Warto podkreślić, że prace nad filmem trwały od 2013 roku, a więc oskarżenia o polityczne zaangażowanie nie są trafne. Smarzowski podkreślił jednak, że premiera filmu trafiła w idealny moment, gdyż w ostatnich miesiącach pojawiły się nowe doniesienia o skandalach pedofilskich w Kościele, co dodatkowo wzmacnia przekaz filmu.
Z publiczności padło pytanie, czy skupienie się na pedofilii w kontekście katolickiego duchowieństwa nie jest zbyt upraszczające. Twórcy podkreślali jednak, że gdyby afera dotyczyła np. ślusarzy czy nauczycieli, to nie stałaby za takimi osobami silna organizacja. Sprawa nie byłaby zamieciona pod dywan, a sprawca nie zostałby przeniesiony do innego warsztatu czy szkoły. Smarzowski kilkukrotnie zwracał uwagę na to, że „Kler” to krytyka instytucji, a nie wiary jako takiej.
Reżyser powiedział, że nie interesuje go jednostronna reakcja na film ze strony ateistów: „Zdaję sobie sprawę z tego, że część ludzi mogła zostać dotknięta, ale wydaje mi się, że w szerszym wymiarze film zrobił więcej dobrego niż złego. Ten film jest adresowany do katolików, nie do takich ludzi jak ja. Mnie interesuje, czy widzowie po wyjściu z kina pomyślą, że są współodpowiedzialni za tę opowieść, którą zobaczyli, dając przyzwolenie. Mam nadzieję, że ten film ośmieli katolików do patrzenia na księży ja na ludzi, a nie na świętych”.

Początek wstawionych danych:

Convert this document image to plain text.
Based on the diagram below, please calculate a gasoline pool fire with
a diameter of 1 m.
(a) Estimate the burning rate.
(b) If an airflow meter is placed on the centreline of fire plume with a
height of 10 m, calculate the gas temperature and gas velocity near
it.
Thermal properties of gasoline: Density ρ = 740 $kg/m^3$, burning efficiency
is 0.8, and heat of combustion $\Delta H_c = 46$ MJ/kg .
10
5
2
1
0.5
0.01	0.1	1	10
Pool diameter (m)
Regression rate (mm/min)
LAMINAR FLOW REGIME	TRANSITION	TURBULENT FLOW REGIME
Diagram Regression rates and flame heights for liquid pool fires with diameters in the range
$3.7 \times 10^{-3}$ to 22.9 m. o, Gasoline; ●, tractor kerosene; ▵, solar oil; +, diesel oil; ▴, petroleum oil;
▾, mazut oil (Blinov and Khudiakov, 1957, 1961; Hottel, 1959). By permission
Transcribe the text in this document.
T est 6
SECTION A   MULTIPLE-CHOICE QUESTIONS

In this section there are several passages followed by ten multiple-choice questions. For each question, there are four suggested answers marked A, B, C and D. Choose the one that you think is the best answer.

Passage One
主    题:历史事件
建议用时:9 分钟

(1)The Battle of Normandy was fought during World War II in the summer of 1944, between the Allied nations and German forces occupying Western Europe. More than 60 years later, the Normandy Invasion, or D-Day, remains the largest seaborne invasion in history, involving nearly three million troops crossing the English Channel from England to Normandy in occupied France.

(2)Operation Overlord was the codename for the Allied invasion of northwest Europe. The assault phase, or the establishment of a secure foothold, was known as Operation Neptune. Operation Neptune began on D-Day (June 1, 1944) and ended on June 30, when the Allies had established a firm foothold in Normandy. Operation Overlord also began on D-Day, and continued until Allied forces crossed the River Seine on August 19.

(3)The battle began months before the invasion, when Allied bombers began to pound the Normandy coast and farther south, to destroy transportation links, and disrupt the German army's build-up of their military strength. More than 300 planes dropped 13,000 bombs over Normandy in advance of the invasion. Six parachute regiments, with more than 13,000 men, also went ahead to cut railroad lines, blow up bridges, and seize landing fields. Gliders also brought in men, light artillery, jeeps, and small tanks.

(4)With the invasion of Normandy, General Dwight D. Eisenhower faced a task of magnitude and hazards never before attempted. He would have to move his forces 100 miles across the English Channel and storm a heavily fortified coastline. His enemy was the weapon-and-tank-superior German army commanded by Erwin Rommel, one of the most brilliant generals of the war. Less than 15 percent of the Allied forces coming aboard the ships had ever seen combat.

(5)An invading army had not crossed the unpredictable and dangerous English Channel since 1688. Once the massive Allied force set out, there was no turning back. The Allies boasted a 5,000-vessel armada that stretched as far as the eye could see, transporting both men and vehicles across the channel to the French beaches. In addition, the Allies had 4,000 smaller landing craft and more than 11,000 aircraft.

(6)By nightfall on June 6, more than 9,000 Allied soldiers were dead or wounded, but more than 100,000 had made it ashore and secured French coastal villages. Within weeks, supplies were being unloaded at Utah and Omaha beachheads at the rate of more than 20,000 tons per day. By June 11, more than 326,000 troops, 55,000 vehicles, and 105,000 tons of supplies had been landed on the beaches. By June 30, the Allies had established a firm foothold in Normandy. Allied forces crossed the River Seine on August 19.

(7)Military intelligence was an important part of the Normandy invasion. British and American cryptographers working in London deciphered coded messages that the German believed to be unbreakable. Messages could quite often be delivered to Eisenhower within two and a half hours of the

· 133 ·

Cel, jakim było wywołanie dyskusji wśród katolików, został osiągnięty – większość wypowiadających się wczoraj osób utożsamiała się z katolicyzmem, parę spośród nich zaznaczało, że mimo wszystko nie czują się współwinne za grzechy Kościoła jako instytucji. Padały deklaracje o otwartej krytyce ze strony wiernych złych zachowań wśród duchowieństwa.
Rzehak dodał, że wciąż ma przed oczami relacje ofiar księży i dla niego to jest punkt, za którym nie ma już kompromisu. Nie można uciekać od takiego tematu, nawet jeśli jest tak bolesny. Na komentarze, że może brakuje jakiegoś pozytywnego rozwiązania, twórcy odpowiadali, że „Kler” nie powstał po to, by dawać gotowe rozwiązania ex cathedra, lecz by skłonić widzów do myślenia.
Jarosław Jaworski spytał obu twórców, co sadzą o argumentach ze strony krytyków filmu, które opierają się na założeniu, że o Kościele mogą wypowiadać się tylko jego członkowie. Smarzowski odpowiedział, że idąc dalej tą logiką okazałoby się, że tylko kosmonauci mogą kręcić filmy o kosmosie. Co więcej, stwierdził, że gdyby za ten temat zabrał się katolik, jednak zawsze byłby to film z jakimś przyklękiem.
Twórcy podkreślili, że „Kler” jest filmem fabularnym, a nie dokumentem, ale jednak przedstawione historie oparte są na wydarzeniach, które miały miejsce. W trakcie przygotowywania scenariusza Rzehak korzystał m.in. z pomocy byłych księży, a Smarzowski wspomniał, że ma na skrzynce mailowej kilka wiadomości od księży, którzy jeszcze by dorzucili kilka pomysłów. Tyle, że starczyłoby na „Kler 2: Pojedynek kapłanów”. Taki film jednak raczej nie powstanie.
Z sali padło też pytanie: skąd taka ogólna beznadzieja w filmach Smarzowskiego? „Ja już tak mam, dla mnie szklanka jest zawsze do połowy pusta” - stwierdził reżyser. Dodał jednak także, że kręci swoje filmy z nadzieją, że świat stanie się dzięki temu odrobinę lepszy.